New biomolecular assays must be tested by direct study in the developing worldBMJ 1998; 316 doi: https://doi.org/10.1136/bmj.316.7135.940 (Published 21 March 1998) Cite this as: BMJ 1998;316:940
- F A Drobniewski, Director,
- S M Wilson, Deputy director
- PHLS Mycobacterium Reference Unit, Dulwich Public Health Laboratory, King's College School of Medicine, Dulwich Hospital, London SE22 8QF
EDITOR—Garner et al's editorial on appropriate diagnostics in developing countries is welcome to those who develop novel diagnostic systems for tuberculosis, which remains the most important infectious disease globally.1 Conventional diagnosis is difficult, and most developments have centred on molecular amplification techniques, often using the polymerase chain reaction, which are expensive and less sensitive than culture. 2 3 Ethical issues arise if precious samples such as cerebrospinal fluid are repeatedly subdivided for research.
Per capita healthcare spending in the developed world is low, and the validity of any test for an infectious disease such as tuberculosis will depend on whether it is being used as a clinical diagnostic or public health surveillance tool. For such a test to be useful clinically, effective treatment regimens must be available; in the case of tuberculosis, better diagnosis coupled with an inability to treat cases successfully will increase treatment failure and encourage the development of drug resistance.
We recently described a rapid mycobacteriophage method for diagnosing drug resistant Mycobacterium tuberculosis, which was developed with developing countries in mind.4 It is inexpensive, uses equipment found in many laboratories, and becomes safer over time as the virus kills the bacterium.
Samples arriving for a rapid molecular diagnosis (Fastrack, which is a national service based on the polymerase chain reaction provided by our laboratory in Britain) were also analysed by the rapid mycobacteriophage method for both diagnosis and the detection of rifampicin resistance.

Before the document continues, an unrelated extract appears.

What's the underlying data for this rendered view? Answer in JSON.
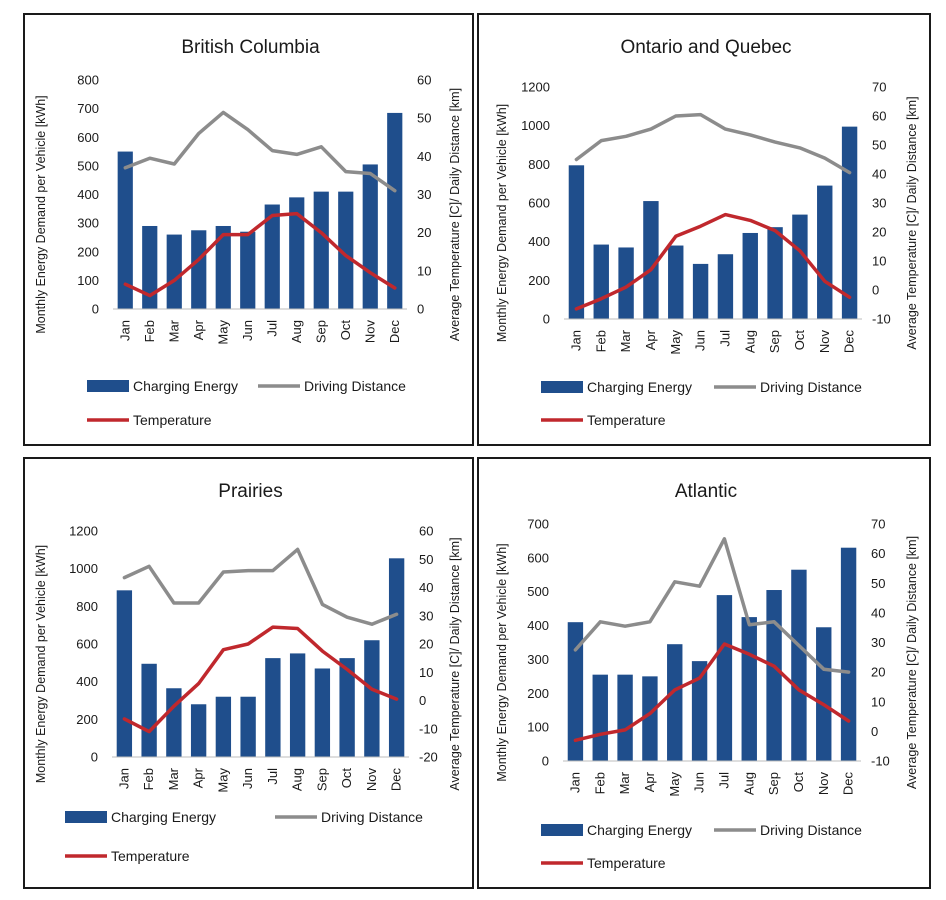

The specificity of the method for “precious” samples is encouraging. For example, a bronchoalveolar lavage sample that was positive for acid fast bacilli on microscopy and culture was positive both with the polymerase chain reaction and by the rapid mycobacteriophage method. Susceptibility to rifampicin was shown by the rapid mycobacteriophage method within 72 hours and confirmed by conventional culture four weeks later. A sample of cerebrospinal fluid that was negative on microscopy and culture was positive by both the polymerase chain reaction and the rapid mycobacteriophage method, and biochemical and clinical signs were consistent with tubercular meningitis. The patient responded to quadruple chemotherapy. A systematic prospective study is under way to confirm the utility of this method for diagnosis.
The robustness of new biomolecular assays can be tested only by direct study in the developing world, a process that the scientific community must actively encourage. Laboratories in the developed world need to produce innovative solutions applicable to the developing world, in addition to addressing the diagnostic needs of their own healthcare systems.